Can rhabdomyosarcoma be found early?

At this time, there are no widely recommended screening tests for rhabdomyosarcoma (RMS). (Screening is testing for a disease such as cancer in people who don’t have any symptoms.)

Still, RMS often causes symptoms that allow it to be found before it has spread to other parts of the body. For example, small tumors that start in the muscles behind the eye often make the eye bulge. Tumors in the nasal cavity often cause nasal congestion, nosebleeds, or bloody mucus. When small lumps form near the surface of the body, children or their parents often see or feel them.

Many cases of RMS start in the bladder or other parts of the urinary tract and can cause trouble emptying the bladder or blood in the urine or in diapers. Tumors starting around the testicles in young boys can cause painless swelling that is often noticed early by a parent. In girls with RMS of the vagina, the tumor might cause bleeding or a mucus-like discharge from the vagina.

It can be harder to recognize tumors in the arms, legs, and trunks of older children because they often have pain or bumps from sports or play injuries.

There are many other causes of the symptoms above, and most of them are not serious, but it is important to have them checked by a doctor. This includes having your child’s doctor check out any pain, swelling, or lumps that grow quickly or don’t go away after a week or so.

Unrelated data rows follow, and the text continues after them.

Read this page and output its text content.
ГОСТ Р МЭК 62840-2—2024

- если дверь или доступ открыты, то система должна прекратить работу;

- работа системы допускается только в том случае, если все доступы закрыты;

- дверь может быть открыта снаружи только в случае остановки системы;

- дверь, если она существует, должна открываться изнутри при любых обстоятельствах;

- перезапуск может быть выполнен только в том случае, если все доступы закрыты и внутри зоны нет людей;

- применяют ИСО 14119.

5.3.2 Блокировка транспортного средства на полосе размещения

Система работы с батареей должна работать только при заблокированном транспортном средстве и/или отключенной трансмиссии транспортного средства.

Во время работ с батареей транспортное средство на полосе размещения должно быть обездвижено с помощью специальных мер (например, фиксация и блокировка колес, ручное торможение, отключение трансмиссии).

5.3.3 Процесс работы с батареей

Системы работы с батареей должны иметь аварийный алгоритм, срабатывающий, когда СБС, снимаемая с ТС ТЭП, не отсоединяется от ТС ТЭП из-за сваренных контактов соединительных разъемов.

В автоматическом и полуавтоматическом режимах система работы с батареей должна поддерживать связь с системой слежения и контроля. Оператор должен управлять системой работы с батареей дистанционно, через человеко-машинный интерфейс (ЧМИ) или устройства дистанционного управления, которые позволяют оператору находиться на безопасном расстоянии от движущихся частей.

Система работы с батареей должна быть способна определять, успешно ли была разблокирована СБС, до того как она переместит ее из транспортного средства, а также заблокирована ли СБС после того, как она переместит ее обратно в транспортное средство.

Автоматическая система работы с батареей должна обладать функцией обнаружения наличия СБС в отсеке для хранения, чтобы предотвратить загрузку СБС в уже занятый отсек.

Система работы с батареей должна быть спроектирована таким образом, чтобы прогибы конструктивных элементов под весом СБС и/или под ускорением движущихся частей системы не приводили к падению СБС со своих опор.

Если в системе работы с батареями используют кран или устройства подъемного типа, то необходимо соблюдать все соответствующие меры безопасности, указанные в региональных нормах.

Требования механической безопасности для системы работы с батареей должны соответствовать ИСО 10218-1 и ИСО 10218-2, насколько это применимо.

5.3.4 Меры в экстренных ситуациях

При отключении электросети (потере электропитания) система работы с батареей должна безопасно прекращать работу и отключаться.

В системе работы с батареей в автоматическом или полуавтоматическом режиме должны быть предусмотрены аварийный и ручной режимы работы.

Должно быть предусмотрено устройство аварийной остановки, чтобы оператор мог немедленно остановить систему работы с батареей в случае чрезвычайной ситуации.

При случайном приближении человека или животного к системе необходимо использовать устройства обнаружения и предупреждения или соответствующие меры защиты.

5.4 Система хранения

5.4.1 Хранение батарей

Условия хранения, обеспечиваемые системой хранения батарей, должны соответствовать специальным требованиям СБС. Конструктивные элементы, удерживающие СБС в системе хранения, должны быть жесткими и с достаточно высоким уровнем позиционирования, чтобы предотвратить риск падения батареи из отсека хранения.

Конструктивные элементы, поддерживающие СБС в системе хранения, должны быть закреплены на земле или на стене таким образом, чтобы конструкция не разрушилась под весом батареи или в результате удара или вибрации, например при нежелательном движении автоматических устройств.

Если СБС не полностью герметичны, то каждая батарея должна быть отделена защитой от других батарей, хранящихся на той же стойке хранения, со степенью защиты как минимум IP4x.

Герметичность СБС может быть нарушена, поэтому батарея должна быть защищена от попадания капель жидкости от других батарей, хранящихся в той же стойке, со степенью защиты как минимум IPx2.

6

About 1 in 3 of these cancers is found early enough so that all of the visible cancer can be removed completely by surgery. But even when this happens, very small tumors (which cannot be seen, felt, or detected by imaging tests) could already have spread to other parts of the body, which is why other treatments are needed as well.

Families known to carry inherited conditions that raise the risk of RMS (listed in “What are the risk factors for rhabdomyosarcoma?”) or that have several family members with cancer (particularly childhood cancers) should talk with their doctors about the possible need for more frequent checkups. It is not common for RMS to run in families, but close attention to possible early signs of cancer might help find it early, when treatment is most likely to be successful.